Just before we came to Hurricane the electricity was installed in the homes there. The people delighted to show us how by turning a switch on the cord hanging from the ceiling they could get light. There was no need for outlets or plugins as there were not any electric appliances like we have now. The contractor to build the school came and started the building of the school. I worked for him when the water was out of the ditch and we could not make brick. I dug the first shovel of dirt to start the foundation. Now that school house in which all my children attended school has served its purpose and has been torn down to have a modern one replace it. I received a couple hundred bricks out of it and they are now in the fireplace on our lawn outside. I wanted some of them to remind me of my first work in Hurricane.

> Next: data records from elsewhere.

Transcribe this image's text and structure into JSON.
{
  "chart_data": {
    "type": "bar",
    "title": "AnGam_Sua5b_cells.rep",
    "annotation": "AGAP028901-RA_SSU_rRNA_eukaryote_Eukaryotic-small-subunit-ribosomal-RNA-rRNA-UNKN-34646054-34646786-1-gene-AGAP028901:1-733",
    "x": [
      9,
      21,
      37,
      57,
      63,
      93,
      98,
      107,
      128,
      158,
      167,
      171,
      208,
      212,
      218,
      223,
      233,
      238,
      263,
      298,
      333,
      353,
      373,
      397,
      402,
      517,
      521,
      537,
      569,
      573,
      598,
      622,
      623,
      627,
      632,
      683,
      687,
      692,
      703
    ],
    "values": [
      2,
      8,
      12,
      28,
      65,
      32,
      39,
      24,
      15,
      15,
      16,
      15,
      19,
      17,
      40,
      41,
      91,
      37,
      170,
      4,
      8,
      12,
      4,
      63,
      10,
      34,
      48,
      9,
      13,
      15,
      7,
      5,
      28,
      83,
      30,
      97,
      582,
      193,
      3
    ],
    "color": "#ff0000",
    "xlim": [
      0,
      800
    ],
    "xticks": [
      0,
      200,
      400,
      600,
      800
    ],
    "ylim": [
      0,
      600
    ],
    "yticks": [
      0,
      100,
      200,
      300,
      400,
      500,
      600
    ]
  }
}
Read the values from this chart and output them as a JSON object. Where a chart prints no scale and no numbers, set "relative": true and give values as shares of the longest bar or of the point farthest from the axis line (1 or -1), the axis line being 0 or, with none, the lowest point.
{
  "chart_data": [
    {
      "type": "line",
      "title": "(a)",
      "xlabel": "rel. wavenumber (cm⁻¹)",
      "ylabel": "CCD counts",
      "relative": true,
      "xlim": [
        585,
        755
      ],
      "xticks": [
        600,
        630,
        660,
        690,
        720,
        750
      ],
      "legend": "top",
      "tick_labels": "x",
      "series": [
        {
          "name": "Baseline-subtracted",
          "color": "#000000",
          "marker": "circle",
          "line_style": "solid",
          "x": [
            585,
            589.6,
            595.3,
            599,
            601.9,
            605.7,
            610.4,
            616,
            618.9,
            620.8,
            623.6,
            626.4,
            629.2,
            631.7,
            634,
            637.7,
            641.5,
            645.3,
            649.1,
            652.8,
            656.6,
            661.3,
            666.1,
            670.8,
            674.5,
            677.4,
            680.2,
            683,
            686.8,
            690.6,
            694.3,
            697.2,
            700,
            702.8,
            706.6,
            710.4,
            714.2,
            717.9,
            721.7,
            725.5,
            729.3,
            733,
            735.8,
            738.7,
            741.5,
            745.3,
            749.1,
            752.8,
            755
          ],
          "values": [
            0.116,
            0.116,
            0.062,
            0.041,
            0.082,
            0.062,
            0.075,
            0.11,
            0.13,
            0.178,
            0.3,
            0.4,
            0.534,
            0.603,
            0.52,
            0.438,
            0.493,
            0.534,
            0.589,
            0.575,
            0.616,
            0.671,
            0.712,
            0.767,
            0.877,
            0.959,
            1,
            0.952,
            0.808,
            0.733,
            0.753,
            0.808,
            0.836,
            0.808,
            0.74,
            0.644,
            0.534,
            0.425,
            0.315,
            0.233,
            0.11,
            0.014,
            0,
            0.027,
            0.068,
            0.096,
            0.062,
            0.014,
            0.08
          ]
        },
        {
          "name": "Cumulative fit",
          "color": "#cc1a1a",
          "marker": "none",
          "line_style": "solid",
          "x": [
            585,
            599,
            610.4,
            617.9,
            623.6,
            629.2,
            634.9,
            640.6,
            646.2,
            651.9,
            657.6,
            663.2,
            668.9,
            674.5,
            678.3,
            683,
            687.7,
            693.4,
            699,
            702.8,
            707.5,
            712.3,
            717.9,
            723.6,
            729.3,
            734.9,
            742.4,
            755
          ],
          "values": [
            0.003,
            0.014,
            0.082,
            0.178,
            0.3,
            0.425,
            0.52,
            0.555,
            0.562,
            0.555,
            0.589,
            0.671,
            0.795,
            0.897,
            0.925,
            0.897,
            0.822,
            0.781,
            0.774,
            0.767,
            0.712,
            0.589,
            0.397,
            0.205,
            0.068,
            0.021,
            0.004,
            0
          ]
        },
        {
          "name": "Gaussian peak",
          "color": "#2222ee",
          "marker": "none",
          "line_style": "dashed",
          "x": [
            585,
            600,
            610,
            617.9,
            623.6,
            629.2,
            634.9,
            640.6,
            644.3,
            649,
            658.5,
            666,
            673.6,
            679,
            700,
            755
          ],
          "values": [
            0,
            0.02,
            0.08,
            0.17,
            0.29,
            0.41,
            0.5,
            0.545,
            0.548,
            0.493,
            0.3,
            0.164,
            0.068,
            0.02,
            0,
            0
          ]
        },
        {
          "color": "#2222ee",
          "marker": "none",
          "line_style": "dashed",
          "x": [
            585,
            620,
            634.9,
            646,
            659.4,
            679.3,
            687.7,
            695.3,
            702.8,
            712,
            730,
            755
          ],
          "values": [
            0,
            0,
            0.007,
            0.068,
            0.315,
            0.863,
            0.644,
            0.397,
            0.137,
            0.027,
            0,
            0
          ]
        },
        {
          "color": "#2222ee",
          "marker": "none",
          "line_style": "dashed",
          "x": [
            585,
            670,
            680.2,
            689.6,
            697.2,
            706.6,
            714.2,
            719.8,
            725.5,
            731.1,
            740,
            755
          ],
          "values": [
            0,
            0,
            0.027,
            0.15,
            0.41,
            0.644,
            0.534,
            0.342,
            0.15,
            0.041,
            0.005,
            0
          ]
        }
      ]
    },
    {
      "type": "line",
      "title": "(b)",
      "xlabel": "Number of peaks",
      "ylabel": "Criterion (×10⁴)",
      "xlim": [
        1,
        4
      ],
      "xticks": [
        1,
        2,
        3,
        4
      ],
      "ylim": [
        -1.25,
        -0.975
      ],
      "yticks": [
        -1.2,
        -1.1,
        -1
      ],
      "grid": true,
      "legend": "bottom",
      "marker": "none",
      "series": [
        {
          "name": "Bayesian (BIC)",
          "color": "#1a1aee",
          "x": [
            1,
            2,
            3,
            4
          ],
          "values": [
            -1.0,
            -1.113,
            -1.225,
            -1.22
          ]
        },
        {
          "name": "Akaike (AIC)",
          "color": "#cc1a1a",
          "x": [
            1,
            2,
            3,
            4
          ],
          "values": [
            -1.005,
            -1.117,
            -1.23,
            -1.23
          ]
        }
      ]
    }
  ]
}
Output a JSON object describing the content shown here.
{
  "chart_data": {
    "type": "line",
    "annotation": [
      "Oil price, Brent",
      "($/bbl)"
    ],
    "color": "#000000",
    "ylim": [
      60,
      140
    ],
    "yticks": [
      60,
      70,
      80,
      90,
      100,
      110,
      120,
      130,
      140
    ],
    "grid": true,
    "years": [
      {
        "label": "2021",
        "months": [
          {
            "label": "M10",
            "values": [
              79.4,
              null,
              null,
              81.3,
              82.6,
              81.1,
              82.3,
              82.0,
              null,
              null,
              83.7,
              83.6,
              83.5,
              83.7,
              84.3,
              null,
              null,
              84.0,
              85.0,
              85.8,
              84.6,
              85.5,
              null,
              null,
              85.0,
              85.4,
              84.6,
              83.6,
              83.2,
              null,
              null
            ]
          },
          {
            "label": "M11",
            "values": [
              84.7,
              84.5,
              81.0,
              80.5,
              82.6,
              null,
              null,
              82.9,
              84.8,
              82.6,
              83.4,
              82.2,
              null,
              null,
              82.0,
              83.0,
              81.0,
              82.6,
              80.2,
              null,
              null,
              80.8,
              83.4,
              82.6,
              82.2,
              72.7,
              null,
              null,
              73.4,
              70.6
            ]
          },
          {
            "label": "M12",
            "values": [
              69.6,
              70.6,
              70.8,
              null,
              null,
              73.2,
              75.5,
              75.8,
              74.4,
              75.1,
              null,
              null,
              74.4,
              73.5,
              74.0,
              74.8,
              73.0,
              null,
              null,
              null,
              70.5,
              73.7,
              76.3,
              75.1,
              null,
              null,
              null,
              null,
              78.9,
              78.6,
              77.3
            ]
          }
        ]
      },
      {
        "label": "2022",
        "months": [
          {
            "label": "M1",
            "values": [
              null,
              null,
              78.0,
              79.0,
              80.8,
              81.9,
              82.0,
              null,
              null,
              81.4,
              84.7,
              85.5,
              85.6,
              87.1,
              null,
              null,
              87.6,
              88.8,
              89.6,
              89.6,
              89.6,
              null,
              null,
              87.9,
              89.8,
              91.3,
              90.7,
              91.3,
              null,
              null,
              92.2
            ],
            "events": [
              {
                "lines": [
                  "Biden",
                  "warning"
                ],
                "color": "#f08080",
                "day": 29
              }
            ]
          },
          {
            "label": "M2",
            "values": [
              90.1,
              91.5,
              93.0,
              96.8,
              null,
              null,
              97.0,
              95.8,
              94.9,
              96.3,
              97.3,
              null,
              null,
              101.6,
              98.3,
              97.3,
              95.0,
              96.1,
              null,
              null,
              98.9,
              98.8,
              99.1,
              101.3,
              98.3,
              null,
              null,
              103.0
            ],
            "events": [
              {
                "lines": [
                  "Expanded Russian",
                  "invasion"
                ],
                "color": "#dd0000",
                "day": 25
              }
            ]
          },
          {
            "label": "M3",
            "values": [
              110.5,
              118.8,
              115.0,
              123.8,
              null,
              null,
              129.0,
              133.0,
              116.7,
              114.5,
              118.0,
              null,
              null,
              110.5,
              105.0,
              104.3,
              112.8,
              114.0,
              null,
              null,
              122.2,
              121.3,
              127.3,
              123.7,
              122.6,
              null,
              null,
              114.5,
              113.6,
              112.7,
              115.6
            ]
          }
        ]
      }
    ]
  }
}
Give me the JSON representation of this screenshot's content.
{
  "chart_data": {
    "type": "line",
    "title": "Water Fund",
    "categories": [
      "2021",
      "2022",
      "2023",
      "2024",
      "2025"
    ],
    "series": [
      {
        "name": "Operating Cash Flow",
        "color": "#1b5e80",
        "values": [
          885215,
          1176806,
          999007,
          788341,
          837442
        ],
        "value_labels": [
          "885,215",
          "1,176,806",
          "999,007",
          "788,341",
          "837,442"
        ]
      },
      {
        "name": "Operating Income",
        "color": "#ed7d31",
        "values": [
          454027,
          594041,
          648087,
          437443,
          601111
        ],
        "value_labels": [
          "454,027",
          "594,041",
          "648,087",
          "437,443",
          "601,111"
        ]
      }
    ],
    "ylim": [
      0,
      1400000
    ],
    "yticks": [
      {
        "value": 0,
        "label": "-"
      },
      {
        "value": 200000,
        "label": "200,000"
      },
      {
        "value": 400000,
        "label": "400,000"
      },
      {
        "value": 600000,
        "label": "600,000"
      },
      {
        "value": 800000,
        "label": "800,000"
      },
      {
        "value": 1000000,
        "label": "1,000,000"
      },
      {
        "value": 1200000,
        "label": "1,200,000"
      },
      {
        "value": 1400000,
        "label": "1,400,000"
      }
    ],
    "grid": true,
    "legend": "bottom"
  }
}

Fireplace outside the Squire La Verkin Home built with the bricks my Grandpa Squire made. DuWayne Squire - November 2012 |
We had been working for a couple weeks when one night after we had washed and cleaned up I went into the front room to set down to read. The first thing I noticed was a new picture on the book case of a lovely young girl. I sized it up and took it into the kitchen and asked Grandma Wilson who it was. She told me that her name was Amelia Sanders and that she was one of her granddaughters. I said "Now that’s something! I am going to marry that girl.” Grandma Wilson told that story as long as she lived. As I remember it she told me that she was going to come there that evening for milk as she was working for another daughter of hers who had a young baby. I waited around and finally a young girl came and went into the kitchen. She was in there with her Aunt Edna a daughter of the elder Wilsons who was about the same age. The kitchen was dark as they did not have the light on in there so on a pretense of showing some pictures I got the girls to come into the dining room where there was light. Of course I paid no attention to the pictures only the girl and decided it would never do for me to let a young girl like that carry two big quarts of milk a couple of blocks after working all day...so I asked permission to carry the milk home for her and protect her on her way from the darkness. That is how things started. Each night I would await her coming for the milk so I could carry it back for her never thinking it could be done without her coming for it.